SSC Atlantic tests new indoor gunshot detection system for DoD

16 October 2018 (Last Updated October 16th, 2018 18:33)

The US Space and Naval Warfare Systems Center (SSC) Atlantic team is testing, examining and evaluating a commercial-grade indoor gunshot detection system (IGDS) for the US Department of Defense (DoD).

SSC Atlantic tests new indoor gunshot detection system for DoD
The SSC Atlantic team performs a live fire demonstration with 628th Security Forces Squadron personnel. Credit: U.S. Navy photo by Joe Bullinger/Released.

The US Space and Naval Warfare Systems Center (SSC) Atlantic team is testing, examining and evaluating a commercial-grade indoor gunshot detection system (IGDS) for the US Department of Defense (DoD).

The project is being carried out under an Office of the Under Secretary of Defense sponsored initiative focused on active shooter detection.

Once successfully tested, the commercial-grade IGDS technology could be potentially used across all DoD facilities.

The technology has been designed to provide first responders with real-time notifications of gunshot incidents in a facility in order to facilitate a quick response.
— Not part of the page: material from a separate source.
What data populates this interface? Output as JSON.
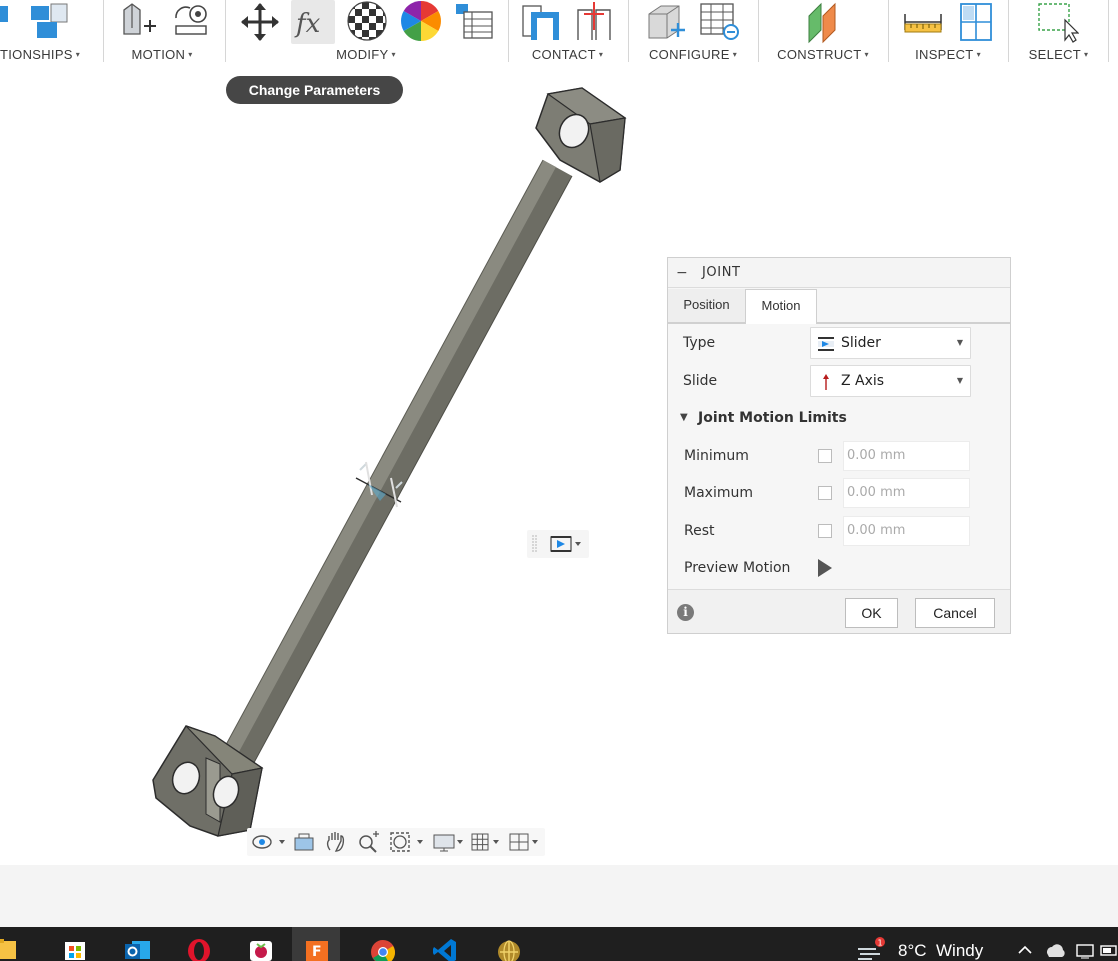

Many of the systems can also provide important data on shooter location and movement to the security personnel.

“In the office type environment, cubicles are specifically designed to absorb and dampen sound and common office space furnishings can create blind spots and dampen the acoustics.”

SSC Atlantic information technology specialist Rodney Rourk said: “The deliverable product will be a technical package including engineering planning, training artifacts and a test report containing raw test results to be submitted to the Physical Security Enterprise and Analysis Group (PSEAG).

“From there the data is distributed to each of the four services for their application.”

Following an approval from the PSEAG, the SSC Atlantic engineers acquired and installed an IGDS in an SSC Atlantic facility on Joint Base (JB) Charleston to carry out testing on the system in an office setting.

Rourk added: “In the office type environment, cubicles are specifically designed to absorb and dampen sound and common office space furnishings can create blind spots and dampen the acoustics.

“During testing, we varied the sensor installation, ceiling mounts, wall mounts, and we tested multiple weapon types at many test points, with weapons discharged at varying heights, to ascertain the probability of detection and performance of the system.”

In addition to installation testing, another major phase of research included multiple live fire scenarios with JB Charleston first responders from the 628th Security Forces Squadron (SFS) and the 628th Explosive Ordnance Disposal (EOD) flight.